Written by Haley Davis

Sophia Miller '06, assistant conductor of Youth People's Chorus of New York City visits Ithaca for the Choral Musical Experience.

Few musicians get the chance to conduct at Lincoln Center’s Rose Theater, the 92nd Street Y, Merkin Concert Hall at Kaufman Center, and Symphony Space. Fewer still get the chance to conduct at these top venues within five years of graduating from college. But as assistant conductor of the Young People’s Chorus (YPC) of New York City, Sophia Miller ’06 is one of those few. 

Miller conducts the prelude division, the youngest YPC ensemble, giving boys and girls ages 7 through 10 a solid musical foundation as well as a chance to perform. But she wears many other hats at YPC, serving as vocal coach for children in all divisions, prepping YPC groups for concerts and television and radio performances, and teaching in YPC’s Satellite Schools program. “There’s never a dull moment,” says Miller. “I conduct, travel to schools, produce CDs, create courses, work with dance companies."

The Young People's Chorus of New York City perform their winter concert in 2008 at the 92nd St. Y.
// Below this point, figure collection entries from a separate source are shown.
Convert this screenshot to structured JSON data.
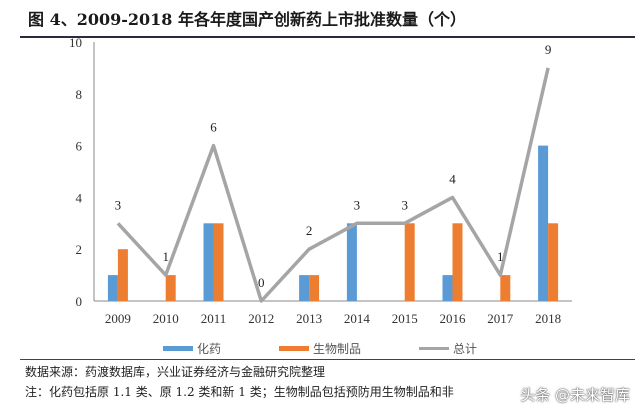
{
  "title": "图 4、2009-2018 年各年度国产创新药上市批准数量（个）",
  "chart_data": {
    "type": "bar",
    "categories": [
      "2009",
      "2010",
      "2011",
      "2012",
      "2013",
      "2014",
      "2015",
      "2016",
      "2017",
      "2018"
    ],
    "series": [
      {
        "name": "化药",
        "kind": "bar",
        "color": "#5b9bd5",
        "values": [
          1,
          0,
          3,
          0,
          1,
          3,
          0,
          1,
          0,
          6
        ]
      },
      {
        "name": "生物制品",
        "kind": "bar",
        "color": "#ed7d31",
        "values": [
          2,
          1,
          3,
          0,
          1,
          0,
          3,
          3,
          1,
          3
        ]
      },
      {
        "name": "总计",
        "kind": "line",
        "color": "#a5a5a5",
        "values": [
          3,
          1,
          6,
          0,
          2,
          3,
          3,
          4,
          1,
          9
        ],
        "data_labels": true
      }
    ],
    "ylim": [
      0,
      10
    ],
    "yticks": [
      "0",
      "2",
      "4",
      "6",
      "8",
      "10"
    ],
    "grid": false,
    "legend": "bottom"
  },
  "source": "数据来源：药渡数据库，兴业证券经济与金融研究院整理",
  "note": "注：化药包括原 1.1 类、原 1.2 类和新 1 类；生物制品包括预防用生物制品和非",
  "watermark": "头条 @未来智库"
}
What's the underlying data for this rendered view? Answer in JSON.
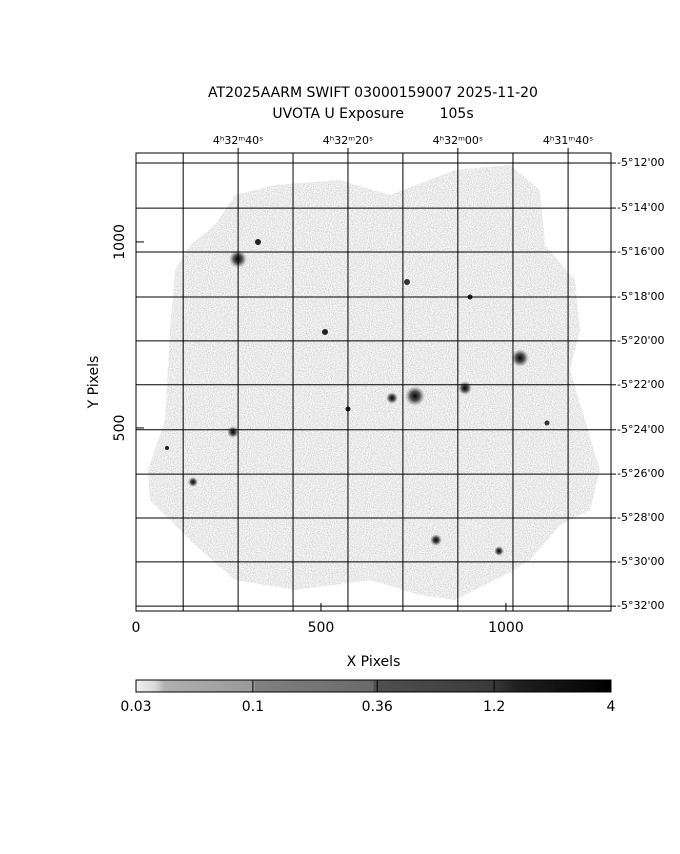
{
  "chart_data": {
    "type": "image",
    "title": "AT2025AARM SWIFT 03000159007 2025-11-20",
    "subtitle": "UVOTA U Exposure        105s",
    "x_label": "X Pixels",
    "y_label": "Y Pixels",
    "xlim": [
      0,
      1284
    ],
    "ylim": [
      8,
      1239
    ],
    "xticks": [
      0,
      500,
      1000
    ],
    "yticks": [
      500,
      1000
    ],
    "x2ticks": [
      {
        "value": 276,
        "label": "4ʰ32ᵐ40ˢ"
      },
      {
        "value": 573,
        "label": "4ʰ32ᵐ20ˢ"
      },
      {
        "value": 870,
        "label": "4ʰ32ᵐ00ˢ"
      },
      {
        "value": 1168,
        "label": "4ʰ31ᵐ40ˢ"
      }
    ],
    "y2ticks": [
      {
        "value": 1212,
        "label": "-5°12'00"
      },
      {
        "value": 1091,
        "label": "-5°14'00"
      },
      {
        "value": 973,
        "label": "-5°16'00"
      },
      {
        "value": 852,
        "label": "-5°18'00"
      },
      {
        "value": 734,
        "label": "-5°20'00"
      },
      {
        "value": 616,
        "label": "-5°22'00"
      },
      {
        "value": 495,
        "label": "-5°24'00"
      },
      {
        "value": 376,
        "label": "-5°26'00"
      },
      {
        "value": 258,
        "label": "-5°28'00"
      },
      {
        "value": 140,
        "label": "-5°30'00"
      },
      {
        "value": 21,
        "label": "-5°32'00"
      }
    ],
    "grid": true,
    "colorbar": {
      "lim": [
        0.03,
        4
      ],
      "ticks": [
        0.03,
        0.1,
        0.36,
        1.2,
        4
      ],
      "log": true
    }
  }
}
“We’re a children’s chorus,” Miller says, “but we’re a professional-level ensemble. It’s opened my eyes to what children can do. We strive for the highest level artistically, but it’s just as important to us that the children find themselves and find friendships.” Over the course of their time with the group—typically eight or nine years—most perform worldwide, from around New York City to South America and Asia—and Ithaca, as part of the College’s Choral Music Experience (CME).
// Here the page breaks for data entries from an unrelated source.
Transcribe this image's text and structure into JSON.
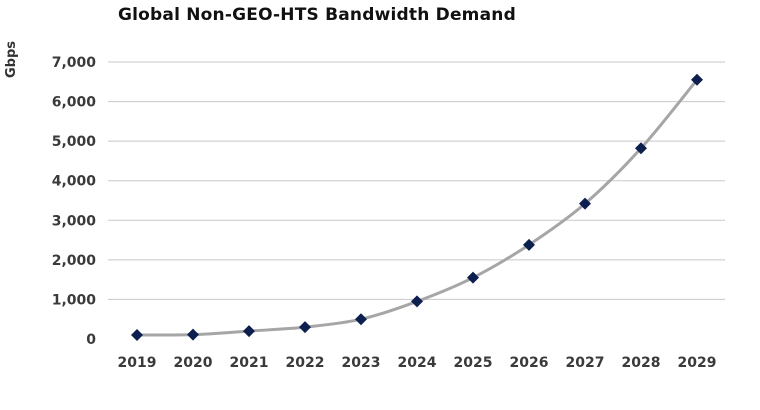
{
  "chart_data": {
    "type": "line",
    "title": "Global Non-GEO-HTS Bandwidth Demand",
    "xlabel": "",
    "ylabel": "Gbps",
    "categories": [
      "2019",
      "2020",
      "2021",
      "2022",
      "2023",
      "2024",
      "2025",
      "2026",
      "2027",
      "2028",
      "2029"
    ],
    "series": [
      {
        "values": [
          100,
          110,
          200,
          300,
          500,
          950,
          1550,
          2380,
          3420,
          4820,
          6550
        ]
      }
    ],
    "ylim": [
      0,
      7000
    ],
    "yticks": [
      0,
      1000,
      2000,
      3000,
      4000,
      5000,
      6000,
      7000
    ],
    "ytick_labels": [
      "0",
      "1,000",
      "2,000",
      "3,000",
      "4,000",
      "5,000",
      "6,000",
      "7,000"
    ],
    "grid": true,
    "legend": "none",
    "colors": {
      "line": "#a6a6a6",
      "marker": "#0d1f4f",
      "grid": "#c8c8c8"
    }
  }
}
Each summer, Miller brings about 40 YPC members to join the Ithaca Children’s Choir to create a resident chorus for CME, a weeklong graduate-level workshop for conductors. It’s a chance for her to show off her alma mater, but also to work with her former professor and mentor—and now colleague—Janet Galván.

From the time Miller joined the women’s chorale as a freshman, she says, Professor Galván had a huge impact on her experience at Ithaca. “She gave such specific attention to everybody, including me, and I wasn’t even a music major yet. She was tough, but that’s the only way that you came out feeling like you had made a lot of progress. I can’t think of any better combination than having that support and knowing that she had such high standards.”

Professor Galván heads up the Choral Music Experience and is the conductor of the Ithaca Children’s Choir. A year after Miller graduated from IC, she landed her current job when she came back to hone her conducting skills at Choral Music Experience.

“That’s when I first met Francisco Nunez, who’s the artistic director,” says Miller. “I learned that YPC was looking for conductors, and I walked up to him during one of those workshop weeks and said, ‘Hey, I’m interested in conducting for you.’ I say all the time that I wouldn’t be here if it weren’t for Ithaca.” 

Because her IC experience at Ithaca was so transformational, Miller loves yet another role she plays at the Young People’s Chorus. “We have a program called College Bound, and 100 percent of our graduates go on to higher education,” she says. “Some of these kids go to school where they don’t have someone guiding them. My first few years, I actually drove some of the students to Ithaca College, helped them warm up, and saw them through the audition.”

Sophia Miller '06, assistant conductor of Youth People's Chorus of New York City visits Ithaca for the Choral Musical Experience.

This is the ripple effect of Ithaca College. Sophia Miller’s professors at Ithaca College influenced her in a positive way, so she in turn reaches out and inspires the next generation. “That ripple effect might be more important than being some sort of incredibly enormous figure,” she says. “I think it’s those little steps people need to focus on taking—they find they’ll reach back out to somebody and be inspired to do more.”